Published 08/03/2017, 08:11 AM
Updated 08/03/2017, 08:11 AM
© Reuters. FILE PHOTO: A customer walks out of a KFC restaurant in Shanghai

(Reuters) - Yum Brands Inc (N:YUM), the owner of KFC and Taco Bell, reported a smaller-than-expected rise in quarterly sales at established restaurants worldwide as fewer diners ate at its Pizza Hut restaurants.

The company, which spun off Yum China Holdings Inc (N:YUMC) late last year, said same-store sales rose 2 percent in the second quarter ended June 30, missing the 2.2 percent rise analysts polled by Consensus Metrix had expected.

The Pizza Hut division, which has been off-setting strong growth at KFC and Taco Bell, reported its fourth-straight quarterly same-restaurant sales decline, falling 1 percent in the reported quarter. It, however, beat the 1.5 percent decline expected by analysts, according to research firm Consensus Metrix.

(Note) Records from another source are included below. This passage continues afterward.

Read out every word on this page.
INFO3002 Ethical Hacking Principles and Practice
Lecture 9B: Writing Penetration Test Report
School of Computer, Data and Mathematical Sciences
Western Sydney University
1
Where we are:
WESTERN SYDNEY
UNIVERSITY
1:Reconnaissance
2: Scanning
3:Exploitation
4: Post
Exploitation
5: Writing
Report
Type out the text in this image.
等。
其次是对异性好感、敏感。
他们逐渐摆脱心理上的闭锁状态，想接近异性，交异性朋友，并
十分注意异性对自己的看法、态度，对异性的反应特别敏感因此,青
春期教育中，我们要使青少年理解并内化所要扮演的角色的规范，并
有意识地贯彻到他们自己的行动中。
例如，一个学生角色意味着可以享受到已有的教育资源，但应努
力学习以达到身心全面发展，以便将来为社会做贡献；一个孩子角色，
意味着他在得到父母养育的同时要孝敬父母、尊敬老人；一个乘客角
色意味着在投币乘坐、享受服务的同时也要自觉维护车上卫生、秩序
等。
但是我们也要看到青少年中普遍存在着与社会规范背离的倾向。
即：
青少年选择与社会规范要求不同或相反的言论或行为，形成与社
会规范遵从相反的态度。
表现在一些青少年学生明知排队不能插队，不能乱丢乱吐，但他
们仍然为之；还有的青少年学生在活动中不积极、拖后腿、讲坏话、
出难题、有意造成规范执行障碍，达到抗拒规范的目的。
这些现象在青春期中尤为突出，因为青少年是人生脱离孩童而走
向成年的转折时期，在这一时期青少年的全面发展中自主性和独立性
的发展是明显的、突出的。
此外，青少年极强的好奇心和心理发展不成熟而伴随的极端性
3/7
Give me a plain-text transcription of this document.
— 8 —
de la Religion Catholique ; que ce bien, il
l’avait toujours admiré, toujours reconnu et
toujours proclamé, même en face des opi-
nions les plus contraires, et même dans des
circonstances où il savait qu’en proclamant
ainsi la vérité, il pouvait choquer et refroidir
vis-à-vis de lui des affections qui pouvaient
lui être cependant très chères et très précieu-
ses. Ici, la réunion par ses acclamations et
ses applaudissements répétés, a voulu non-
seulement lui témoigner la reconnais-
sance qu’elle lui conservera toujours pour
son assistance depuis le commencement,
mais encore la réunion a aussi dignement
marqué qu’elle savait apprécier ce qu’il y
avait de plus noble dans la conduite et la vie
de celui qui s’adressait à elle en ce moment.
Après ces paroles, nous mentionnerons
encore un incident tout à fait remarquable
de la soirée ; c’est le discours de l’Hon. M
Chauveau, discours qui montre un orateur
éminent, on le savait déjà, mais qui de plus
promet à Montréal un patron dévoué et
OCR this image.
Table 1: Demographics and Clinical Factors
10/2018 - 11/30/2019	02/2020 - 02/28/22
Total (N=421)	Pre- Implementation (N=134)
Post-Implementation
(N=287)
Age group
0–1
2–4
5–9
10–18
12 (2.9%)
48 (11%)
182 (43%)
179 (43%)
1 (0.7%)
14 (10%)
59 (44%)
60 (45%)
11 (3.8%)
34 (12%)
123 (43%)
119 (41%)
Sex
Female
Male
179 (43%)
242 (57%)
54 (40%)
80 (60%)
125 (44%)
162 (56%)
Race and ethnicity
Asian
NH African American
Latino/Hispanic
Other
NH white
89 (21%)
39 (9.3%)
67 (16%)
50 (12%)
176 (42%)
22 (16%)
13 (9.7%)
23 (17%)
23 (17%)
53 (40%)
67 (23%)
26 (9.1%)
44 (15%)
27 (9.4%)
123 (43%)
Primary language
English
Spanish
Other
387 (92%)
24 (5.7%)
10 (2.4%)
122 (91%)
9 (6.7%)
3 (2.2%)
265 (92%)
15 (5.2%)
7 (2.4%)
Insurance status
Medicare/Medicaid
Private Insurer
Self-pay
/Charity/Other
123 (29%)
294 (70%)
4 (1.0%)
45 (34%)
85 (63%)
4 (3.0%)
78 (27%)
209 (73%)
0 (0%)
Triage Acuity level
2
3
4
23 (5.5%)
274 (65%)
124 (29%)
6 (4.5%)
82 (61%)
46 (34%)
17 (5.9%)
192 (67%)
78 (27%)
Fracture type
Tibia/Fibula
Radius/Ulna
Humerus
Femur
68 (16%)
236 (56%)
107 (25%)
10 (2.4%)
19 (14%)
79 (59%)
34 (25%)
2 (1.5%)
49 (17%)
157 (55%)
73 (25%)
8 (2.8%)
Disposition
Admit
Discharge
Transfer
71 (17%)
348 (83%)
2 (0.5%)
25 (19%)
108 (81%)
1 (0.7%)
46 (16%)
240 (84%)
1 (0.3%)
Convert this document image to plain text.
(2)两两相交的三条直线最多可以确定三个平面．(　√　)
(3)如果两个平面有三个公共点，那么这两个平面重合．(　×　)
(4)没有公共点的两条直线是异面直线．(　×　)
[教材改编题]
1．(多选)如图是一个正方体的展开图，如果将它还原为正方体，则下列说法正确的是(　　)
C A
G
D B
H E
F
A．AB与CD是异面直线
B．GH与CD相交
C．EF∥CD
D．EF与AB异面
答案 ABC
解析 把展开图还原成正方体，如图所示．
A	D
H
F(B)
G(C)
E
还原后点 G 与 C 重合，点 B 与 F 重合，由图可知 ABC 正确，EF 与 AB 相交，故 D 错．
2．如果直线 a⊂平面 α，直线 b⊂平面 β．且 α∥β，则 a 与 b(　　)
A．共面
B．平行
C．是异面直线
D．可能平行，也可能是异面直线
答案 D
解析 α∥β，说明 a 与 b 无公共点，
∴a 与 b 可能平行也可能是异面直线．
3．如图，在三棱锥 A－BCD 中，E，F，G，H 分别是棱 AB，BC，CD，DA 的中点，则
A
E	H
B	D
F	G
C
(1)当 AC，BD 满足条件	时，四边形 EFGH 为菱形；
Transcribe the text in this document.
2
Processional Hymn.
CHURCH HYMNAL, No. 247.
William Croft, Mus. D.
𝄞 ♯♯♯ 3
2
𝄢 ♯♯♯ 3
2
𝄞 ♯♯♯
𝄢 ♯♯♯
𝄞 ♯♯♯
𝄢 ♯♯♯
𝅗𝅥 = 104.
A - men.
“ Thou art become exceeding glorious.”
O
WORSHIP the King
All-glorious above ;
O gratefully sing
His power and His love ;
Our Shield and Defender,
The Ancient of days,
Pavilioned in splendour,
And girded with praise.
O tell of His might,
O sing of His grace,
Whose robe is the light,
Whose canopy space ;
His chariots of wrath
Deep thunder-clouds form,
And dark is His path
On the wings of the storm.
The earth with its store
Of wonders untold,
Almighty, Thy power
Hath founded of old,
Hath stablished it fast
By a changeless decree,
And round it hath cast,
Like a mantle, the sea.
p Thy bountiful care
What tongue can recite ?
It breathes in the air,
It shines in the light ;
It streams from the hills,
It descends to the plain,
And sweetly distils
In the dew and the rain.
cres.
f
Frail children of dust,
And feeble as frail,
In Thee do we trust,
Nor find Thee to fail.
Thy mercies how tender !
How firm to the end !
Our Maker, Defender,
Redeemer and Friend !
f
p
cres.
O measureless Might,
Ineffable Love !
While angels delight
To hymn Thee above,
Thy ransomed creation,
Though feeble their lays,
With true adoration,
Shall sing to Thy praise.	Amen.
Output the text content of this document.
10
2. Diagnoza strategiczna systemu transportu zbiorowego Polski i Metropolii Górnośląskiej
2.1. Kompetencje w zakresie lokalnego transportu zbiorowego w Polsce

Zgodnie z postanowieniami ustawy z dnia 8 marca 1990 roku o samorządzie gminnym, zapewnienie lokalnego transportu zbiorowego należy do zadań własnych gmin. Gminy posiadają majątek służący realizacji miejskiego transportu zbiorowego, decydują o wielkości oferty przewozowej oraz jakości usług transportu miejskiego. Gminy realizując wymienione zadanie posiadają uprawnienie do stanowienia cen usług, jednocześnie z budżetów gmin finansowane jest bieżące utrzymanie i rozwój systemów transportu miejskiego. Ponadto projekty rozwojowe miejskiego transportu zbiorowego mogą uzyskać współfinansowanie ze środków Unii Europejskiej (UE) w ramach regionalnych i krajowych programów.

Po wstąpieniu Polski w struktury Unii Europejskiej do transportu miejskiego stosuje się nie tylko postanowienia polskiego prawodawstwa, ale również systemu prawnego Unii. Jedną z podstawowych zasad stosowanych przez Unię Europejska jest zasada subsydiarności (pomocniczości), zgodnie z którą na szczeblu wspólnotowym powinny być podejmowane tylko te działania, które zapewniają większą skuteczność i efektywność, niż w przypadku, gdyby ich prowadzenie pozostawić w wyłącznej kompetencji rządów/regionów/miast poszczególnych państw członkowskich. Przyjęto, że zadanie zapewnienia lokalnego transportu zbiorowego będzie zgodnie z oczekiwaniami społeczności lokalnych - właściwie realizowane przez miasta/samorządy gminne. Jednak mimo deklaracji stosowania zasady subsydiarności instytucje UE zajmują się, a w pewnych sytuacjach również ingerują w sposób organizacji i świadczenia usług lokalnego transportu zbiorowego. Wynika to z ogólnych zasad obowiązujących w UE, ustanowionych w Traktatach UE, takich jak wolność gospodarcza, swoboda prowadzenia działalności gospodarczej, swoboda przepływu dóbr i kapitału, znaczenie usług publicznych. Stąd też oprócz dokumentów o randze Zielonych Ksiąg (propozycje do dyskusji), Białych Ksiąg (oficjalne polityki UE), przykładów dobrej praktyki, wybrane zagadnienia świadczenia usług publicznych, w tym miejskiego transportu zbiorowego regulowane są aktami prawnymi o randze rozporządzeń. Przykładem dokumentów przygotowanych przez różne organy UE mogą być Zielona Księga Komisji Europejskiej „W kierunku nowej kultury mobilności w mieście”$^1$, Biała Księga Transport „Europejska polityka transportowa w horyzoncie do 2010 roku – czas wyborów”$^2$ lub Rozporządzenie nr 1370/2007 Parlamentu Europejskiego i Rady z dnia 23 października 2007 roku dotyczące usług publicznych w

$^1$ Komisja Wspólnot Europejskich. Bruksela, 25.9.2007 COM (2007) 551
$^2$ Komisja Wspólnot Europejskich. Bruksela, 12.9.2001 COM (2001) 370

KFC and Taco Bell continued to show strong same-restaurant growth around the world, rising 3 percent and 7 percent, respectively. Both beat analysts' expectations.

Net income from continuing operations fell to $206 million, or 58 cents per share, in the second quarter, from $266 million, or 64 cents per share, a year earlier, hurt in part by higher expenses related to sprucing up its Pizza Hut stores.

Excluding items, the company earned 68 cents per share. Net sales fell 4 percent to $1.45 billion.

Analysts on average had expected earnings of 61 cents per share and revenue of $1.42 billion, according to Thomson Reuters I/B/E/S

Shares of the Louisville, Kentucky-based company were down 0.7 percent in premarket trading.